Sente que a sua carreira foi muito condicionada por essas duas suspensões relacionadas com um caso de doping?

Sim. Passar por uma situação, levantar-me e depois ter de passar por outra… apesar de depois ter feito duas das minhas melhores em Portugal no V. Guimarães e de ter voltado à Seleção. Lembro-me que antes do Mundial da África do Sul o meu nome estava em todas as previsões dos 23 em toda a imprensa.

Há uns anos Quim disse que deixou de comer leitão depois de um controlo positivo em 2001/02 quando estava no Sp. Braga. Também mudou alguns hábitos alimentares seus?

Curiosamente disseram-me que uma das coisas que fazia aumentar os níveis de nandrolona era a carne de porco preto. Por acaso eu comia leitão ou carne de porco preto quase todos os dias. Mas eu não sabia por que razão tinha acusado positivo. Até ao final da carreira tinha receio sempre que ia ao doping. Quando se toma por engano, sabemos o que aconteceu e o que fazer para que não volte a acontecer, mas não foi o caso. Pensava sempre que o problema podia estar no meu corpo.
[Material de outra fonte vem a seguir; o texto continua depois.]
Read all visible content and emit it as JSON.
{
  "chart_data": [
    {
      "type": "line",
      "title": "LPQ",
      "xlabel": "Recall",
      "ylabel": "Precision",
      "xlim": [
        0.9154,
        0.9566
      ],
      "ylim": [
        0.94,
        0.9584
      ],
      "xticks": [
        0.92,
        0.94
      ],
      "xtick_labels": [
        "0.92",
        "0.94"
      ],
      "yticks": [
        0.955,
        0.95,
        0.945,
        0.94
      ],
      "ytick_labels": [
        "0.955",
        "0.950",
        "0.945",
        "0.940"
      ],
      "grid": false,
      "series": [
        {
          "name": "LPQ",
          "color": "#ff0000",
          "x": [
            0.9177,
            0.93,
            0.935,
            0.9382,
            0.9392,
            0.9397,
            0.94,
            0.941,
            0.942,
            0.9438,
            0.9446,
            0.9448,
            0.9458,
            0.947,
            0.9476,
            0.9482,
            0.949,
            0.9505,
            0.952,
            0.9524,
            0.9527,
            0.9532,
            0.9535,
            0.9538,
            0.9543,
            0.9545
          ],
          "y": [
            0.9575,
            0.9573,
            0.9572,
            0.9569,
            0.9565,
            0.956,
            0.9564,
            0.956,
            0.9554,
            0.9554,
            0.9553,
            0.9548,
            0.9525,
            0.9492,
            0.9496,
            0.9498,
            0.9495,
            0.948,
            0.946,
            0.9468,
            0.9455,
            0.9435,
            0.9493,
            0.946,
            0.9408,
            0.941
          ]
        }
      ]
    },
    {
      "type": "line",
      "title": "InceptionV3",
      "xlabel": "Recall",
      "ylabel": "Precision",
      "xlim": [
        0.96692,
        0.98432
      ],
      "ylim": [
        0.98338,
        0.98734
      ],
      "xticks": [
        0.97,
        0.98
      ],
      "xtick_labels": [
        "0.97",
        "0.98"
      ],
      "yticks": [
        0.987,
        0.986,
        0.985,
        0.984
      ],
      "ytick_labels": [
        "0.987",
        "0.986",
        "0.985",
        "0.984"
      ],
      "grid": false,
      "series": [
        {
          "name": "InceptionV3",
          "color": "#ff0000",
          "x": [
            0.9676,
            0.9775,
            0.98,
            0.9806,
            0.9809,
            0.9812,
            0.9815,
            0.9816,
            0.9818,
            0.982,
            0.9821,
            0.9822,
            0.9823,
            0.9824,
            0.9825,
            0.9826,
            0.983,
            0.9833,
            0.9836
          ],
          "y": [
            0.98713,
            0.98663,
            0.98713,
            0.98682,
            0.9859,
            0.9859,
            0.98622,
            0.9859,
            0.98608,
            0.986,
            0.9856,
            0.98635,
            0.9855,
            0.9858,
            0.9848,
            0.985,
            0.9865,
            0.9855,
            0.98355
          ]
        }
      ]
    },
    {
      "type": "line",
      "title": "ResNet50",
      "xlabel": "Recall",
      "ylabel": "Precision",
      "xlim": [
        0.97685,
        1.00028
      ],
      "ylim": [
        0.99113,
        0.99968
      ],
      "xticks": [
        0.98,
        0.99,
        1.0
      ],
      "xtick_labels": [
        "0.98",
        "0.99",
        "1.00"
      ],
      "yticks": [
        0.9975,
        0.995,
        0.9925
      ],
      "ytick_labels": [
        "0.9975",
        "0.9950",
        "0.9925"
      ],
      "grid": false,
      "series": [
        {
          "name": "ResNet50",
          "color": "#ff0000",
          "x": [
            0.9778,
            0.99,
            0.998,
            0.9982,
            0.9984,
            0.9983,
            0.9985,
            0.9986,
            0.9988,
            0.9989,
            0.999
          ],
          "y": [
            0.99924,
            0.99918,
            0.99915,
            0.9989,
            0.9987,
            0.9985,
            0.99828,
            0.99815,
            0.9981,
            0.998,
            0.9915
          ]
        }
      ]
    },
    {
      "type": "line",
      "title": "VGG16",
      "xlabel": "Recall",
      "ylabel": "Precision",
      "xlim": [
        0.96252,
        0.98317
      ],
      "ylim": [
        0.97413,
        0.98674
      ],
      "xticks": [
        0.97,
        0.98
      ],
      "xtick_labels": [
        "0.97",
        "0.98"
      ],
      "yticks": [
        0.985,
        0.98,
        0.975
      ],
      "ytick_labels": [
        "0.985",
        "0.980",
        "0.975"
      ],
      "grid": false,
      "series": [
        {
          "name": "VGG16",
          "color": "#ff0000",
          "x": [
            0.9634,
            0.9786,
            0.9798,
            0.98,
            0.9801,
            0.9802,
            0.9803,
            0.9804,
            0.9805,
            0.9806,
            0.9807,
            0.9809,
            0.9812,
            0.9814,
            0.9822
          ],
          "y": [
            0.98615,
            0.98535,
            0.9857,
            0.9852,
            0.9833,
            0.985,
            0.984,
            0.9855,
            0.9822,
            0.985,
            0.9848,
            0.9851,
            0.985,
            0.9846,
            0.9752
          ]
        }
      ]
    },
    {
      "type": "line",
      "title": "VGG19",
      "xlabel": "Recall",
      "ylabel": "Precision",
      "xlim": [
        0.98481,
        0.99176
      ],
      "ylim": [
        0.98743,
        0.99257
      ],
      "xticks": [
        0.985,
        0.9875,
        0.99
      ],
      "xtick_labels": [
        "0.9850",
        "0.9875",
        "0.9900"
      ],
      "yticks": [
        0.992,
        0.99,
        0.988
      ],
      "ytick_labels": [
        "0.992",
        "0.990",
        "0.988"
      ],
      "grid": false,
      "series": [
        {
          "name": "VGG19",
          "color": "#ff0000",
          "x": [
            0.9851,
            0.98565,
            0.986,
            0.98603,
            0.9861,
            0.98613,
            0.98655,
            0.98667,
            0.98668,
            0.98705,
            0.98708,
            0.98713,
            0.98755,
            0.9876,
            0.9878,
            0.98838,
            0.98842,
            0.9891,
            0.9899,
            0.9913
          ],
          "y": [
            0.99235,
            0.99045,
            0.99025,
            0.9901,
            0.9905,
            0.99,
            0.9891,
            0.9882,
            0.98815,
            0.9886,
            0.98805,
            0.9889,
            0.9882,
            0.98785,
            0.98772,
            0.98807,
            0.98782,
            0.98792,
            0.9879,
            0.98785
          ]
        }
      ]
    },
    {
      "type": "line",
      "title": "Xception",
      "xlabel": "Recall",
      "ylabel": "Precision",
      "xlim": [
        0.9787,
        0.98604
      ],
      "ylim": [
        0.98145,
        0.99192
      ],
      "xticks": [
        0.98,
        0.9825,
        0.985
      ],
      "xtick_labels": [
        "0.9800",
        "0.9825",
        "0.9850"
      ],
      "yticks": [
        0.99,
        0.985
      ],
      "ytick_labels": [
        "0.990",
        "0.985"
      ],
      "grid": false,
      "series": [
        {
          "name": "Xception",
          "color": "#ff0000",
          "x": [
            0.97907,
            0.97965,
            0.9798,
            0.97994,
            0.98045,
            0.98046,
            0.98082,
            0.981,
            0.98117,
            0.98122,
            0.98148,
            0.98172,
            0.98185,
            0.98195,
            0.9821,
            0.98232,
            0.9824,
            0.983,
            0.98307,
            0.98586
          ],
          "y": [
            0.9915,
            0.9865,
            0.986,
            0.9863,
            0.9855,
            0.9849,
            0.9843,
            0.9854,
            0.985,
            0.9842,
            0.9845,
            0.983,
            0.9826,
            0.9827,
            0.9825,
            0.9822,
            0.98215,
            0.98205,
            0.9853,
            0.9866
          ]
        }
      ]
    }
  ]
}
Lembro-me de um jogo da Liga dos Campeões em que foram escolhidos dez jogadores por sorteio e eu tive de ir ao controlo antidoping por exigência. Sabia que não tinha tomado nada, mas estava nervoso. Fiquei traumatizado.

Mas cortou na carne de porco preto?

[Risos] Oh, claro que na altura não comia nada disso. As pessoas vão rir-se com esta conversa: «Olha este, que está para aqui a falar de carne de porco preto».

Teve apenas duas internacionalizações na carreira. Podia ter tido um percurso mais sustentado na Seleção Nacional?

Acima de tudo é preciso ter sorte. No futebol, é preciso ter mérito, trabalhar, mas também é preciso sorte. Claro que podia ter feito muito mais, como no Benfica. Joguei no Vitória como não joguei, por exemplo, no Benfica, onde tive fases boas mas não com a regularidade e qualidade que consegui no Vitória. O problema do doping também não ajudou.